To earn some pocket change, Peterson took a part-time job at a funeral
home in Tremonton, but confesses that he wasn’t keen on spending
a lot of time around the dead. “If there was a body in the chapel
while I was vacuuming it,“ he says, “I would turn my head
and look away.”
But despite his initial uneasiness around the deceased, he found that he had an interest in the science behind death—and in aiding and comforting those struggling with it. So he enrolled in the California School of Mortuary Science, graduating in 1977. He worked for a short time in California before returning to Utah, where he discovered that those sleepless nights of his formative years paid off.
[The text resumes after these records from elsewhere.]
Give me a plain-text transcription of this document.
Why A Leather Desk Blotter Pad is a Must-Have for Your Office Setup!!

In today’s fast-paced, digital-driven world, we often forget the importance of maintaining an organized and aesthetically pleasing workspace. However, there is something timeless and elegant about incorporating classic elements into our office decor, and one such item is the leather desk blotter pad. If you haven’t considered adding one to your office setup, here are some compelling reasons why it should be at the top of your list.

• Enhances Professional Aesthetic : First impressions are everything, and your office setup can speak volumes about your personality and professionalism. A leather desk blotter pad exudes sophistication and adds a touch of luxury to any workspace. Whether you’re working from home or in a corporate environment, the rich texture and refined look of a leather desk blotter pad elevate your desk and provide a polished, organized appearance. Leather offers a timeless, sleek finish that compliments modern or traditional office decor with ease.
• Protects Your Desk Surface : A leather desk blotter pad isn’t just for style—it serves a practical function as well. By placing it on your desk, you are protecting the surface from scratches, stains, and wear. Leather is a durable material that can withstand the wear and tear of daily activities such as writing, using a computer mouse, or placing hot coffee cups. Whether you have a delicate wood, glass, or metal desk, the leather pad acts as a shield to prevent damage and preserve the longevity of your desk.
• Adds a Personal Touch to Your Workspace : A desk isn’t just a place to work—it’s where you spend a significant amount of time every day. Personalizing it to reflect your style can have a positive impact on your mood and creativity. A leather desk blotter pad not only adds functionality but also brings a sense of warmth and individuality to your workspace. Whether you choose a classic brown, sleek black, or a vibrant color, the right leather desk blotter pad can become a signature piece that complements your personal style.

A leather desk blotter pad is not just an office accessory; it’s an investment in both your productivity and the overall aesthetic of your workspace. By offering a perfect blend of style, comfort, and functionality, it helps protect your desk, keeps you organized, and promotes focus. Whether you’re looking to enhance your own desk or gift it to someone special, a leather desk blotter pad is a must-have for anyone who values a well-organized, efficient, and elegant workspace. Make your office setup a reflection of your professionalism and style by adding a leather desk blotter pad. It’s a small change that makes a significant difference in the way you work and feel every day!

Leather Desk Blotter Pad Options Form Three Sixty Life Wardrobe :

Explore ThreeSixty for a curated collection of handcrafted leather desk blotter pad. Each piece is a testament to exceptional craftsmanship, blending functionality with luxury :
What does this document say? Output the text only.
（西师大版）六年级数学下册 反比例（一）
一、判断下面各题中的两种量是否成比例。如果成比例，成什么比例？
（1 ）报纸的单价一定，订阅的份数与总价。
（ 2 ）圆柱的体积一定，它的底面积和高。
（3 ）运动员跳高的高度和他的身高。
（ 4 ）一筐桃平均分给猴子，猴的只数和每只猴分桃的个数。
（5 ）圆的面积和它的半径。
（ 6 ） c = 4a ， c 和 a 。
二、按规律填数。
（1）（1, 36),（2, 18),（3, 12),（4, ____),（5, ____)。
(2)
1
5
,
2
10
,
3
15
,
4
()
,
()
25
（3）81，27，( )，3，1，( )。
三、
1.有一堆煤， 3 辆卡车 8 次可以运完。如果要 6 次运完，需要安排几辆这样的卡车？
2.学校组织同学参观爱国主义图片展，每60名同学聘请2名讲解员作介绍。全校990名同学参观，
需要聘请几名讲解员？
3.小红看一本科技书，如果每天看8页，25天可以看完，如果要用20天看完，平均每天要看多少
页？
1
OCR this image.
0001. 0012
Working for funeral homes in Provo and Salt Lake City, Peterson found
himself tooling around town in a hearse picking up and embalming the
recently expired at all hours of the night. As a result, he became a
confirmed night owl, and found slipping through the city at 3 a.m. a
source of enjoyment. “At that time of night, you see all kinds
of characters. You see a side of the city most people don’t realize
is there.”
Soon, however, the hours began to wear. It was time to find a gig that
was more conducive to getting a little shut-eye. “And, I don’t
know why,” Peterson says, “but my wife wanted a bit of time
with me, too.” In 1984, Peterson was hired by the U to head its
Body Donor Program, which at the time received only around 40 cadavers
a year. Since taking over and expanding the program’s outreach
and education efforts, Peterson has increased donations to about 120
bodies a year, many of which are those of former U of U faculty. And
for Peterson, the U has offered more than a regular schedule. “I
sure don’t miss those three-piece suits I had to wear while working
in funeral homes,” he says.
Peterson is grateful to the donors and their families. “People
in this community are amazing,” he says. “They understand
what body donation is about, and the good it can do. Because there’s
just no other way for doctors to learn this stuff,” he stresses,
referring to the spate of new medical techniques and tools being developed
every year. “Doctors have to use a cadaver.” And it’s
far better to have them learn the tricks of the trade under Peterson’s
roof than in an operating room.
— Jason Matthew Smith is editor of Continuum.